Signed to minimal fanfare at the dawn of free agency, the 2017 second-round pick of New Orleans was widely viewed as a low-risk, potential upside signing at a position that had just lost starters C.J. Gardner-Johnson and Marcus Epps.
In the early stages of training camp, the 28-year-old had largely become an afterthought, overshadowed by the progress of second-year pro Reed Blankenship and the tantalizing traits of rookie Sydney Brown.
Comparatively, Terrell Edmunds — the team’s other cost-effective veteran free-agent safety signing — was also seemingly ahead of Evans in the pecking order.
While all five of the team’s top safeties — including since-departed K’Von Wallace — rotated in and out, Evans initially appeared like the victim of a numbers crunch, especially when he played deep into the team’s first two exhibition games.
“From the coaches’ standpoint, I wasn’t too much looking into it,” Evans said. “If I get all my reps with the threes or the twos or the ones, regardless, they’re the same reps. You’re learning the same defense, you’re learning the same scheme.
“You’re playing football with the Eagles, so it’s all the same to me. In a sense, it’s not. But you have to look at it like that because, if not, then you’ll start thinking about stuff that you can’t control.”

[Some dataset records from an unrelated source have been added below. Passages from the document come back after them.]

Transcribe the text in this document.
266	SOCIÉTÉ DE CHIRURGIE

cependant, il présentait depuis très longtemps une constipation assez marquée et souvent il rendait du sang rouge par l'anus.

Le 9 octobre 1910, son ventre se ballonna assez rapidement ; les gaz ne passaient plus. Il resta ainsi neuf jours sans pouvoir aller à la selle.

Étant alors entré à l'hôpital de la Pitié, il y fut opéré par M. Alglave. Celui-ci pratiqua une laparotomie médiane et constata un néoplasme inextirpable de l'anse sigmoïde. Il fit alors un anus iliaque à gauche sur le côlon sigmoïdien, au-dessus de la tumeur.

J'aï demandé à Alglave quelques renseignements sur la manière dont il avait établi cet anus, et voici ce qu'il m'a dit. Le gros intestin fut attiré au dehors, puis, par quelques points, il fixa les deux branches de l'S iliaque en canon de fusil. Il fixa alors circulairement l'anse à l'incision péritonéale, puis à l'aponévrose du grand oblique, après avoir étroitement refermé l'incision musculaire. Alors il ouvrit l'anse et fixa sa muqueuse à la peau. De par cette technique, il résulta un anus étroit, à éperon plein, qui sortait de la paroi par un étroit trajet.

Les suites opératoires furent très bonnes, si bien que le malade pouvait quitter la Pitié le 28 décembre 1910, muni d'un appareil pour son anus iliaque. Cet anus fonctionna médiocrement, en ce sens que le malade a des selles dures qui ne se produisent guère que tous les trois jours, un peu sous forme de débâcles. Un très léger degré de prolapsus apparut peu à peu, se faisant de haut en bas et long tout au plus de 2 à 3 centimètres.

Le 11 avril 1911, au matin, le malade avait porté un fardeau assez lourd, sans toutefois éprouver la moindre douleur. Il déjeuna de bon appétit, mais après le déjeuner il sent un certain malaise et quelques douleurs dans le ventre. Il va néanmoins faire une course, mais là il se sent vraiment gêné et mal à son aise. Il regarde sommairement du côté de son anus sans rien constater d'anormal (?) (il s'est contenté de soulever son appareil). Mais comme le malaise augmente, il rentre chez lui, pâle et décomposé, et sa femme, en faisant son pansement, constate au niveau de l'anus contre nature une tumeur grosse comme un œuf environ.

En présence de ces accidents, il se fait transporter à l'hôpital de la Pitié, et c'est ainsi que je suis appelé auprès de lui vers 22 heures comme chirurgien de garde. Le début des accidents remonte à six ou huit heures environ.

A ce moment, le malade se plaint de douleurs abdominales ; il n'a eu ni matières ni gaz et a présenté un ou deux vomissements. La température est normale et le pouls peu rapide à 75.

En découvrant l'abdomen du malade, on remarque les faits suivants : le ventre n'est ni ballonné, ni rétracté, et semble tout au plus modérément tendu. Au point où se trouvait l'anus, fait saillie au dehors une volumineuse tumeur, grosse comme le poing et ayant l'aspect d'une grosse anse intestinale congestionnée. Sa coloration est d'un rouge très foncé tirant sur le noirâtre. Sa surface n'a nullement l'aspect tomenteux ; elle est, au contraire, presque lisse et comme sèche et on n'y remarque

But the pregame backend alignment inside an hour of kickoff at Gillette Stadium definitively revealed Evans as the starter opposite Blankenship.
And while the secondary had its share of gaffes against New England, it’s important to note that imperfections are expected with newly implemented personnel, specifically early.
The second and third level of the Eagles defense proved vulnerable against quarterback Mac Jones and New England’s aerial attack, especially when coordinator Bill O’Brien’s group found its stride, with wide receivers Kendrick Bourne and Demario Douglas, tight end Hunter Henry, and running back Rhamondre Stevenson all racking up catches in bunches after facing some initial resistance.
“It just was finding holes in our defense, for real,” Evans said. “If you really think about it, it’s hard for everybody to be perfect. So, when someone wasn’t perfect, I think [the Patriots] were finding those little things.
“And when somebody was outside leverage and should have been inside leverage – or whenever I was supposed to be in the post and wasn’t too far in the post – they were just taking advantage of little stuff. Nobody was really doing anything wrong. It was just details.”
In addition to Evans, the Sean Desai-architected defense – still very much under evaluation – experimented with various personnel looks in attempt to slow an upstart Patriots passing game.
With linebackers Nakobe Dean and Zach Cunningham laboring in pass coverage, third-year linebacker Christian Elliss subbed in for an extended look, while Cunningham watched from the sideline.
When Dean exited the game with a foot injury late in the game’s final frame — he was later seen sporting a walking boot on his right foot — Edmunds, a safety by trade, saw some looks as a dime linebacker.
Ugly, sloppy, and turbulent as the defense’s back end might have performed, however, Desai’s overall group surrendered just 20 points in victory.
Sure, personnel tinkering is to be expected – especially on a short week against a Vikings team that just rolled up 369 scrimmage yards against the Tampa Bay Buccaneers – but the resounding message amid the turmoil was that of a unified front.
“We need to go out there and fix our mistakes,” said cornerback Darius Slay, who returned an interception 70 yards for a touchdown, one of two early takeaways from the Eagles’ defense.
“Overall, we got the win and that’s what it’s all about. But as a leader on this defense I know we need to go out and execute better cause we’re better than that. I have to give props to that team, they came out and made adjustments. We’re better than that and we got to go and make a better tape.”